到那时,掌门之位,自然非他莫属。
这番话,说白了就是要煽动众弟子的情绪,让大家一同敌视这个外来道士。
当年华山气宗、剑宗之争,无论斗得多凶,都没人敢引外援,一旦引援,必会被所有弟子群起而攻之,待解决外援后,才会再决高下。
这是江湖门派内乱的传统规矩。
云松道长闻,淡淡一笑,反问:“你又是谁?”
“好说!”洪人雄一脸傲气,寸步不让,“我乃青城派杰出弟子,松风观传人,青城四秀之一洪人雄!”
“飞禽走兽,狗屁不通!”岂料,云松道长半点没有出家人的慈悲气度,大步上前,胳膊抡圆了,“啪”的一声,狠狠扇了洪人雄一个耳光。
这一巴掌力道极沉,打得洪人雄原地转了一圈,左脸上瞬间浮现出五个鲜红的指印,火辣辣地疼。

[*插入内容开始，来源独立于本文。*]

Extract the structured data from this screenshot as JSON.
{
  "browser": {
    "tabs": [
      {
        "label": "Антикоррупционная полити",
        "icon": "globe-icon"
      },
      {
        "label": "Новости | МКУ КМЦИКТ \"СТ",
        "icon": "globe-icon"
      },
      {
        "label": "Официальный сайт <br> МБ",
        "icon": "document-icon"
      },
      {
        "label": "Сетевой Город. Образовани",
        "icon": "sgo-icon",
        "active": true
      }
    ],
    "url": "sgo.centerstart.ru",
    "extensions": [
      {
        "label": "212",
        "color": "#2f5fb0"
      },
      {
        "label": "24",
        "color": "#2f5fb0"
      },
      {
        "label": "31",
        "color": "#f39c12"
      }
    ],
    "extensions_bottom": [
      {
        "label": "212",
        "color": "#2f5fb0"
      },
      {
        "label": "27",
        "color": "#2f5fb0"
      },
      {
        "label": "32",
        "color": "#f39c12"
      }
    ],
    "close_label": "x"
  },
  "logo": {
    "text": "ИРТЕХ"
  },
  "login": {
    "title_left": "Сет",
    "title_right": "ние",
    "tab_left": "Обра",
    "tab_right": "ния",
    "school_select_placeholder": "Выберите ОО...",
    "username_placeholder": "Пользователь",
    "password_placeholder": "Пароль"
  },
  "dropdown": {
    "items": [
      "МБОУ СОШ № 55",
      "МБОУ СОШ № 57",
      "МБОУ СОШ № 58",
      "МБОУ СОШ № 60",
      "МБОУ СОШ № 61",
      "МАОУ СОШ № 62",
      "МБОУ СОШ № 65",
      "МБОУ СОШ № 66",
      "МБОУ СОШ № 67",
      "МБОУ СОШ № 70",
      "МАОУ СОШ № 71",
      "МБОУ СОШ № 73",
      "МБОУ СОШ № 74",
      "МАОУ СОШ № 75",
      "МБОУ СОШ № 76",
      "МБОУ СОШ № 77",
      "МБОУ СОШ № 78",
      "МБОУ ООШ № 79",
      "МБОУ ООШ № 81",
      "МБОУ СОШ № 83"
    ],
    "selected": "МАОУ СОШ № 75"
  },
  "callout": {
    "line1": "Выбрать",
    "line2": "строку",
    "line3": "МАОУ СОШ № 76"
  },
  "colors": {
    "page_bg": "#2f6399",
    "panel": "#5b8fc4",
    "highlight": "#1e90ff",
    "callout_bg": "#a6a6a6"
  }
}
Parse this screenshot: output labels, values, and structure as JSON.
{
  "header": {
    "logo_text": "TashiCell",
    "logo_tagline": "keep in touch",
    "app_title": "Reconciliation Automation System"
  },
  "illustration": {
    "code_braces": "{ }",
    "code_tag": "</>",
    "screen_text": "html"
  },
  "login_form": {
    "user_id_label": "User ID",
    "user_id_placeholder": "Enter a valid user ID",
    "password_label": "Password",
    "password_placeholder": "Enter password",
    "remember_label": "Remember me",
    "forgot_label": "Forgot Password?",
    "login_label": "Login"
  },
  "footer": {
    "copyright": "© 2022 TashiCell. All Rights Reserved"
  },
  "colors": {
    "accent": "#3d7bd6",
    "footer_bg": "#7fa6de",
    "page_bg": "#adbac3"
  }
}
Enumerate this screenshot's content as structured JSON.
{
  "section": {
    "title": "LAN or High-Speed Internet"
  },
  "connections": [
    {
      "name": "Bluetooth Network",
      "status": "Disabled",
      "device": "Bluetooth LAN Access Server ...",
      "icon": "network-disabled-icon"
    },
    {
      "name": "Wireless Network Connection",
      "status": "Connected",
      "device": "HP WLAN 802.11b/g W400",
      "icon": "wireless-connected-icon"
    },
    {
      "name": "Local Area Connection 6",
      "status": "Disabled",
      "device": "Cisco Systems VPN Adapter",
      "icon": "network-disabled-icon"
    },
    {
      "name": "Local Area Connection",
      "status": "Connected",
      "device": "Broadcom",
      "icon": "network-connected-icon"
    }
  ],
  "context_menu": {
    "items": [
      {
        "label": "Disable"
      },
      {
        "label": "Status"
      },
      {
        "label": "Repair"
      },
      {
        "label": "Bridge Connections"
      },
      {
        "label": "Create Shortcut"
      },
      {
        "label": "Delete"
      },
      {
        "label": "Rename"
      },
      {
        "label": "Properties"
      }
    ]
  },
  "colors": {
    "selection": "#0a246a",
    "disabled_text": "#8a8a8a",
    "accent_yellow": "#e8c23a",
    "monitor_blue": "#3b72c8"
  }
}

“你……你敢打我!”洪人雄愣了片刻,随即暴怒,脸上狰狞可怖,恨不得将云松道长生吞活剥。这般大庭广众之下,被人当众打脸,简直是奇耻大辱,日后他还怎么在青城派立足,怎么争夺掌门之位?
“你们都傻站着干什么?”洪人雄厉声嘶吼,鼓动众弟子,“此人当众袭击我青城派下一代掌门,分明是想谋夺咱们的基业!今日若不联手杀了他,日后咱们都得无家可归,沦为无门无派的浪子!”
他心里清楚,无论他与侯人英谁能当上掌门,在场弟子终究还是青城派的人,依旧是师兄弟。可若是权柄被外人夺走,所有人都得沦为二等弟子,甚至可能被赶出青城派,无家可归。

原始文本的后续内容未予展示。